European Urology

Abstract

Objectives

Angiogenesis is important for tumour progression and metastatic spread. Hypoxia-inducible factor 1α (HIF-1α) is a major factor regulating a number of other angiogenic factors. Renal cell carcinoma (RCC) is a malignancy with a variable clinical course, partly attributable to specific genetic alterations of the different RCC types. We therefore analysed HIF-1α expression using immunohistochemistry and related the results to RCC type and clinicopathologic variables.

Material and methods

We semiquantitatively analysed HIF-1α expression using immunohistological staining of a prepared tissue microarray. There were 216 patients including 176 conventional, 26 papillary, and 14 chromophobe RCCs.

Results

The HIF-1α staining was found mainly in the cytoplasm. The tumours were subdivided into HIF-1α^LOW and HIF-1α^HIGH on the basis of staining intensity. HIF-1α expression between the RCC types did not differ.

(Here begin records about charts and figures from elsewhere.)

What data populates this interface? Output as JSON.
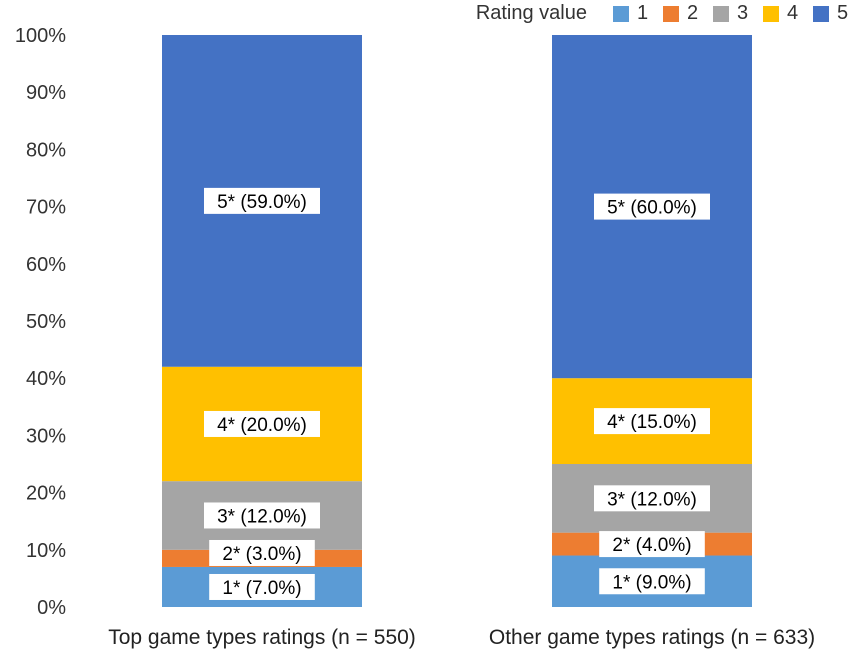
{
  "chart_data": {
    "type": "bar",
    "stacked": true,
    "categories": [
      "Top game types ratings (n = 550)",
      "Other game types ratings (n = 633)"
    ],
    "series": [
      {
        "name": "1",
        "values": [
          7.0,
          9.0
        ],
        "labels": [
          "1* (7.0%)",
          "1* (9.0%)"
        ],
        "color": "#5b9bd5"
      },
      {
        "name": "2",
        "values": [
          3.0,
          4.0
        ],
        "labels": [
          "2* (3.0%)",
          "2* (4.0%)"
        ],
        "color": "#ed7d31"
      },
      {
        "name": "3",
        "values": [
          12.0,
          12.0
        ],
        "labels": [
          "3* (12.0%)",
          "3* (12.0%)"
        ],
        "color": "#a5a5a5"
      },
      {
        "name": "4",
        "values": [
          20.0,
          15.0
        ],
        "labels": [
          "4* (20.0%)",
          "4* (15.0%)"
        ],
        "color": "#ffc000"
      },
      {
        "name": "5",
        "values": [
          59.0,
          60.0
        ],
        "labels": [
          "5* (59.0%)",
          "5* (60.0%)"
        ],
        "color": "#4472c4"
      }
    ],
    "y_ticks": [
      "0%",
      "10%",
      "20%",
      "30%",
      "40%",
      "50%",
      "60%",
      "70%",
      "80%",
      "90%",
      "100%"
    ],
    "ylim": [
      0,
      100
    ],
    "legend": {
      "title": "Rating value",
      "placement": "top-right"
    },
    "grid": false
  }
}
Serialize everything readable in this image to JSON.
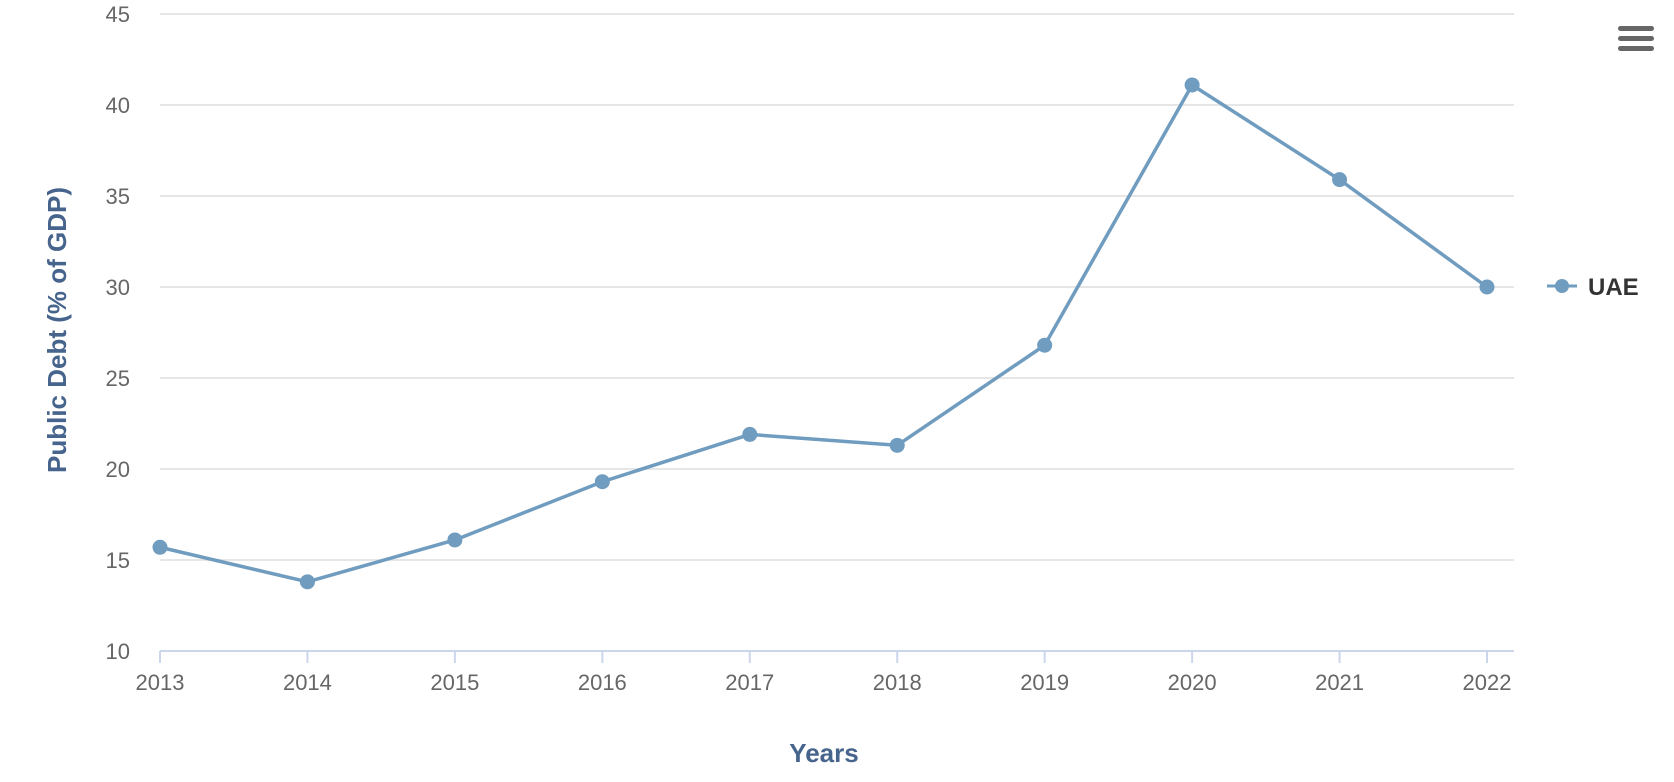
{
  "chart_data": {
    "type": "line",
    "xlabel": "Years",
    "ylabel": "Public Debt (% of GDP)",
    "ylim": [
      10,
      45
    ],
    "yticks": [
      10,
      15,
      20,
      25,
      30,
      35,
      40,
      45
    ],
    "categories": [
      "2013",
      "2014",
      "2015",
      "2016",
      "2017",
      "2018",
      "2019",
      "2020",
      "2021",
      "2022"
    ],
    "series": [
      {
        "name": "UAE",
        "color": "#6f9cbf",
        "values": [
          15.7,
          13.8,
          16.1,
          19.3,
          21.9,
          21.3,
          26.8,
          41.1,
          35.9,
          30.0
        ]
      }
    ],
    "grid": true,
    "legend": "right"
  },
  "menu": {
    "icon": "hamburger-menu-icon"
  }
}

Patients with conventional RCC showed a trend (p = 0.055) towards a prolonged survival for those with HIF-1α^HIGH-staining versus HIF-1α^LOW-staining tumors. In conventional RCC there were significant differences in HIF-1α expression in relation to TNM stage, nuclear grade, and vein invasion. In patients with papillary RCC, difference in HIF-1α expression was observed only for nuclear grade.

Conclusions

We studied HIF-1α expression in RCC using tissue microarray. In patients with conventional RCC, HIF-1α levels were significantly lower in locally aggressive tumors versus localized tumors, and patients with high HIF-1α levels tended to have a better prognosis. There seems to be a diverging regulation of angiogenesis between the different RCC types. Further studies of HIF and angiogenesis in RCC are encouraged.